Megan Beveridge (born 16 March 1995) is a Scottish soldier who became the first regular army, female "lone piper" at the Royal Edinburgh Military Tattoo. The Lance Bombardier from Burntisland, in Fife was also the first female to pass the army's pipe major course. Aged 21, she is also the youngest person to date to have passed.

==Early life and education==
Beveridge started playing the bagpipes at the age of nine, after she was inspired by her sister Kerry-Ann. She later joined The Black Watch Cadets Pipes as well as the Royal Burgh of Inverkeithing Pipe Band.

She has enjoyed since childhood supporting her national rugby team and the English championship team Ealing Trailfinders. She aspired to make the Scottish national team however due to a severe ACL injury, was never able to get capped.

==Army career==
She joined the army after leaving school at the age of 16 and completed a year at the Army Foundation College in Harrogate.
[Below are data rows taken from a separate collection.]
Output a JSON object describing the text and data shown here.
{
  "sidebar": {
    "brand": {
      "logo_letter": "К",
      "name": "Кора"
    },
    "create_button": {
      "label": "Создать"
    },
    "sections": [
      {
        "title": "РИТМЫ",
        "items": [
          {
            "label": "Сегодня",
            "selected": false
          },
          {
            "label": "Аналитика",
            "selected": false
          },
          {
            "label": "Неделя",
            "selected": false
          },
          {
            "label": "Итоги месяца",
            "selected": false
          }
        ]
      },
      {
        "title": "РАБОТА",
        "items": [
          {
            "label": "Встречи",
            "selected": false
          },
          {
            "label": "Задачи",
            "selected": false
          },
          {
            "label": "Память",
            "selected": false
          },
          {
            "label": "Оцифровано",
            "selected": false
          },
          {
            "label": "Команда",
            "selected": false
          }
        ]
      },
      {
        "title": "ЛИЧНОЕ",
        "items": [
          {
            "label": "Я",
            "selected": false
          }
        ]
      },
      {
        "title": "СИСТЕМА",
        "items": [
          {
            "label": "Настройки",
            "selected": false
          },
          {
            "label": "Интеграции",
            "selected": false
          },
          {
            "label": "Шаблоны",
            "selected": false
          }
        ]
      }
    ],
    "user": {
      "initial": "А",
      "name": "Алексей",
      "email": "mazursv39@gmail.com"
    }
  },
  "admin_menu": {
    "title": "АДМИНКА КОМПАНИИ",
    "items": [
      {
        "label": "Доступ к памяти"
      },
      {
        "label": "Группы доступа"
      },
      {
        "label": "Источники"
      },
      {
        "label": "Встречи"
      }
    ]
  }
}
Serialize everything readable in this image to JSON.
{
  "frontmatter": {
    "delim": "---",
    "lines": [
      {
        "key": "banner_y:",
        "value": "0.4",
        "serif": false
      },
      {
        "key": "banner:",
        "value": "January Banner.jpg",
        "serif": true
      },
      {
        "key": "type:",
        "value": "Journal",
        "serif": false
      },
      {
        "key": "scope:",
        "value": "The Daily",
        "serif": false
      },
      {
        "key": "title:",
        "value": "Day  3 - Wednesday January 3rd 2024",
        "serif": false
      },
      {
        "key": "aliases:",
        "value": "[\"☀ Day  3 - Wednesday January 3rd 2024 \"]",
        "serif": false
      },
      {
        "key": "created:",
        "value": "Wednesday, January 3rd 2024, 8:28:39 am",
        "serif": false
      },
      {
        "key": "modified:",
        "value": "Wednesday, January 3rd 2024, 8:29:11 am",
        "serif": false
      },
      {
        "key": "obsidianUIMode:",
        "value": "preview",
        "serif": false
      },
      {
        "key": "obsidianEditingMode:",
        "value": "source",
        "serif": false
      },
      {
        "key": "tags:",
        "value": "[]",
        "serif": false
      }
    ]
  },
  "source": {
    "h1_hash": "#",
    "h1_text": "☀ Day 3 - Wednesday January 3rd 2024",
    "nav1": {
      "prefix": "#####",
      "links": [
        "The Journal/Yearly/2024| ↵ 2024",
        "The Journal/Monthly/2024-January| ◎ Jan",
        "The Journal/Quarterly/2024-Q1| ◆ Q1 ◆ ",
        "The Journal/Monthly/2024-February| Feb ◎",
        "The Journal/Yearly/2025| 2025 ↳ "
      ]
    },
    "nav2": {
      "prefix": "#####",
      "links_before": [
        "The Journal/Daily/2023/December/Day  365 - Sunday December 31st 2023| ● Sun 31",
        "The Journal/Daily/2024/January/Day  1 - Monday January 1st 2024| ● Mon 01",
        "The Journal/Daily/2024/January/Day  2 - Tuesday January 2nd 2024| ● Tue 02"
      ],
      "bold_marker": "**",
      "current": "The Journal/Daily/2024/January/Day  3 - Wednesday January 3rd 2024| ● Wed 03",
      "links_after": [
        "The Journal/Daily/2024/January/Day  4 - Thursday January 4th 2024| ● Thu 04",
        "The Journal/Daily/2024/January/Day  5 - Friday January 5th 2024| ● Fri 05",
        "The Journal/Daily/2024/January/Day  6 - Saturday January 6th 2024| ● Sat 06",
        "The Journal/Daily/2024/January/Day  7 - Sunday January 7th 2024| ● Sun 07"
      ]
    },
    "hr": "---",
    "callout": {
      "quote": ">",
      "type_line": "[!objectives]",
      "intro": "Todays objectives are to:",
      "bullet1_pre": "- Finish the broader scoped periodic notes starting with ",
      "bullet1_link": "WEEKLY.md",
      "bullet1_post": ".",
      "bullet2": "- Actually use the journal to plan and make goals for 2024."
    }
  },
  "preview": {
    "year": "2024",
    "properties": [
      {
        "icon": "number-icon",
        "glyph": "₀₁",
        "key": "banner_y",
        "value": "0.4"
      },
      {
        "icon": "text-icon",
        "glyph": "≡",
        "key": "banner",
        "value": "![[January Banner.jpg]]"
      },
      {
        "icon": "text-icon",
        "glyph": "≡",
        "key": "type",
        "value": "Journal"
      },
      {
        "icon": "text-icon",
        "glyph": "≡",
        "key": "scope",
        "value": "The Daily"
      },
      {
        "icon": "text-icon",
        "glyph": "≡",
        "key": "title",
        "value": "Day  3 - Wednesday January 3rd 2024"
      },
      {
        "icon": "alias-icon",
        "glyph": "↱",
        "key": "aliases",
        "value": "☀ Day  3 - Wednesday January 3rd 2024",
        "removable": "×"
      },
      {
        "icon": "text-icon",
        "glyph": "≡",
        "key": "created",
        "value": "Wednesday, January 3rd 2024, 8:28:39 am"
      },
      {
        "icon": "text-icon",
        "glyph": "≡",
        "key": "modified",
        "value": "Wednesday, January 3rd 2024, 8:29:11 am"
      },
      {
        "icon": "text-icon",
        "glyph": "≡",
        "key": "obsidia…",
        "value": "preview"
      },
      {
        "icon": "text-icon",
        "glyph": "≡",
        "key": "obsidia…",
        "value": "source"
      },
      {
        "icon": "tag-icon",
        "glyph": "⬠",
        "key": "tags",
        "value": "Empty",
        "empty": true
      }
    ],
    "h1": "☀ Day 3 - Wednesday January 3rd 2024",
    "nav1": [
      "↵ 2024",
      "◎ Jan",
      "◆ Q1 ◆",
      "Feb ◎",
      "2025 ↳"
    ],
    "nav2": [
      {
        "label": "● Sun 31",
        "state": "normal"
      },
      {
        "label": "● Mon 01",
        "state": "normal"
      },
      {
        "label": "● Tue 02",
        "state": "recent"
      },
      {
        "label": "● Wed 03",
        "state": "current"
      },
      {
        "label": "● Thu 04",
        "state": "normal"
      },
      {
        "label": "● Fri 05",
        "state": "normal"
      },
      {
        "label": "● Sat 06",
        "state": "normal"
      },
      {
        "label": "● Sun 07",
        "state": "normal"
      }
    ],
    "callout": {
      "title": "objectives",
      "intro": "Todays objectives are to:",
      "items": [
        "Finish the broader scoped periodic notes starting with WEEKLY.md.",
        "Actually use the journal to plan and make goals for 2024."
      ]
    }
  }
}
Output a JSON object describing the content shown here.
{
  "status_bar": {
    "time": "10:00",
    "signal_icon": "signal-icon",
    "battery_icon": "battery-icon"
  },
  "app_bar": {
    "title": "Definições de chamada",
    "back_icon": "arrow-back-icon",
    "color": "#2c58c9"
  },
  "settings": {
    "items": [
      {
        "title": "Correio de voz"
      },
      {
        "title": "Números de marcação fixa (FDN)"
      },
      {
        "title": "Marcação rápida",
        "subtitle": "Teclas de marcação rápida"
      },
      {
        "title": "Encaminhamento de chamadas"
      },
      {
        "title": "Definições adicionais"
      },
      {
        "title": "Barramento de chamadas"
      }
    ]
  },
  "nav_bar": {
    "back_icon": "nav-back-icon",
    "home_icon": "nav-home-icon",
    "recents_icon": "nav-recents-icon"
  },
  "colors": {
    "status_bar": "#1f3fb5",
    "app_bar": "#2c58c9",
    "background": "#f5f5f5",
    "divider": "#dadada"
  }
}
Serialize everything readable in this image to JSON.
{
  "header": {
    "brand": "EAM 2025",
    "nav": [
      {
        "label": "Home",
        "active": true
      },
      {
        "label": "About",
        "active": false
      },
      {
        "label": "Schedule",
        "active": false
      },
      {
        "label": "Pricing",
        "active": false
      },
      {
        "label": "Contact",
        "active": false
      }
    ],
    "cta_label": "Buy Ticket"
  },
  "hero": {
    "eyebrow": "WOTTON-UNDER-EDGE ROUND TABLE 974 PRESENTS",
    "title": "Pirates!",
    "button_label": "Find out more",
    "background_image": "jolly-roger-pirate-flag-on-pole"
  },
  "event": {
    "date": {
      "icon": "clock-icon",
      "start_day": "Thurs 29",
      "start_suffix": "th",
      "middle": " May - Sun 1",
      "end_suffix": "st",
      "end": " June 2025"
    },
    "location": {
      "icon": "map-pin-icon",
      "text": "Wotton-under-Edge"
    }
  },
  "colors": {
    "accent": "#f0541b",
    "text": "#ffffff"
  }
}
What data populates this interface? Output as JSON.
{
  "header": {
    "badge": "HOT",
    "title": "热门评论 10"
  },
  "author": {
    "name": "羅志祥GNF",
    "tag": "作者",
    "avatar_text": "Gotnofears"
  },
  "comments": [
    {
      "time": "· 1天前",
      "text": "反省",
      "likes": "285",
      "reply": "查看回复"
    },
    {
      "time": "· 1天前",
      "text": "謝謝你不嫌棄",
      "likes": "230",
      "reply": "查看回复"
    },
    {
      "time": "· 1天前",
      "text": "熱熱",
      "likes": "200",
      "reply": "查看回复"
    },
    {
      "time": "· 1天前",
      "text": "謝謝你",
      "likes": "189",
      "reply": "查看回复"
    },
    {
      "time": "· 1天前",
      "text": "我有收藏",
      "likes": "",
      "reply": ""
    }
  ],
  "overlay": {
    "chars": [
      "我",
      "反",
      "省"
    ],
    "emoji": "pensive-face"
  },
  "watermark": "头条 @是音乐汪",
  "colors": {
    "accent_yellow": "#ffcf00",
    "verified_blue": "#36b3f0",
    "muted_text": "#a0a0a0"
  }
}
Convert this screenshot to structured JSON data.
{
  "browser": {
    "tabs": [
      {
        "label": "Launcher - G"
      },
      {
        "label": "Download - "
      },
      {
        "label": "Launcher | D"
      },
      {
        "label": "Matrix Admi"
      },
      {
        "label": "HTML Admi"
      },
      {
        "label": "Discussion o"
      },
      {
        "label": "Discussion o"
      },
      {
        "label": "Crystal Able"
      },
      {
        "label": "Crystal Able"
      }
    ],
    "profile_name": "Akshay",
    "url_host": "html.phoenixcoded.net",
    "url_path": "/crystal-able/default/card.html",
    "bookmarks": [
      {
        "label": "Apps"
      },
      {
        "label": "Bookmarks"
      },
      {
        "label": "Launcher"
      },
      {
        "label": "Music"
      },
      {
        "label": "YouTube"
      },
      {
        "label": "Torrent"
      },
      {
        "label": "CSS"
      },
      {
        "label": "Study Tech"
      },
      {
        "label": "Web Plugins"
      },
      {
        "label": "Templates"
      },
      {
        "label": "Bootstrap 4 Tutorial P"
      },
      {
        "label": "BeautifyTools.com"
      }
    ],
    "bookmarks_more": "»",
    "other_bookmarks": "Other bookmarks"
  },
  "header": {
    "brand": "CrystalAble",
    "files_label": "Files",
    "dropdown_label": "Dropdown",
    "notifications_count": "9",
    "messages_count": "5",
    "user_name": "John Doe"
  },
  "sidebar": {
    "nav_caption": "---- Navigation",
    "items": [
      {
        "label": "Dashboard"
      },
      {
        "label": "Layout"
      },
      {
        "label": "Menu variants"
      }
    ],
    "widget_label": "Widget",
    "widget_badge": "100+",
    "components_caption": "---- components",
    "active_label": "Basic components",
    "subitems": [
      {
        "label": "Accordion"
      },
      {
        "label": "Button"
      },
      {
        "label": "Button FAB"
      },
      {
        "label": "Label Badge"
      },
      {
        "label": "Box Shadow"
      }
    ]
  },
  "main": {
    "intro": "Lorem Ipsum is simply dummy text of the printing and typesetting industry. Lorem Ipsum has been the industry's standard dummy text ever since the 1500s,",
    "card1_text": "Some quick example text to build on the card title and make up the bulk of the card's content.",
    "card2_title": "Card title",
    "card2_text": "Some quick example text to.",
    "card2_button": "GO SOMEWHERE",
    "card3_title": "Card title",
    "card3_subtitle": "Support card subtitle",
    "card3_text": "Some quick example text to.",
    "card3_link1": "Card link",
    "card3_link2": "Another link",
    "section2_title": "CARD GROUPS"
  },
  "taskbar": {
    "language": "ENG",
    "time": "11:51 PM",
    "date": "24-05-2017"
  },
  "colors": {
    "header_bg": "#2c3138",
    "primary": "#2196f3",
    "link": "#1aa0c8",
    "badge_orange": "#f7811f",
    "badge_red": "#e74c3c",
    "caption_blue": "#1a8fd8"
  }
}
She is a member of 19th Regiment Royal Artillery, The Scottish Gunners. She chose the Gunners to improve her prospects as a piper. When she is not piping she is a Transport Junior non-commissioned officer, co-ordinating transport for the day-to-day running of the regiment.

===Lone piper===
In August 2016, she was chosen to take on the prestigious role of the Lone Piper at the Royal Edinburgh Military Tattoo. She played the lament 'Sleep Dearie Sleep' on the ramparts of Edinburgh Castle to an 8,800-strong audience.

"It [piping] takes a bit of practice and you need quite a lot of patience - there's a technique to it," she told the BBC who chose her as one of their 100 Women in 2016.

Her ambition is to one day be appointed the Army's senior Pipe Major and eventually become the Sovereign's Piper.

Funeral of HM Queen Elizabeth II

On September 19, 2022, Megan had the honour and privilege of playing in both the London and Windsor funeral processions. This was a task unlike any other and her most challenging to date. She first played for Elizabeth II at the age of 15 and later performed at events at Buckingham Palace, Balmoral Castle, The Breamar Highland Gathering and on Salisbury Plain Training Area.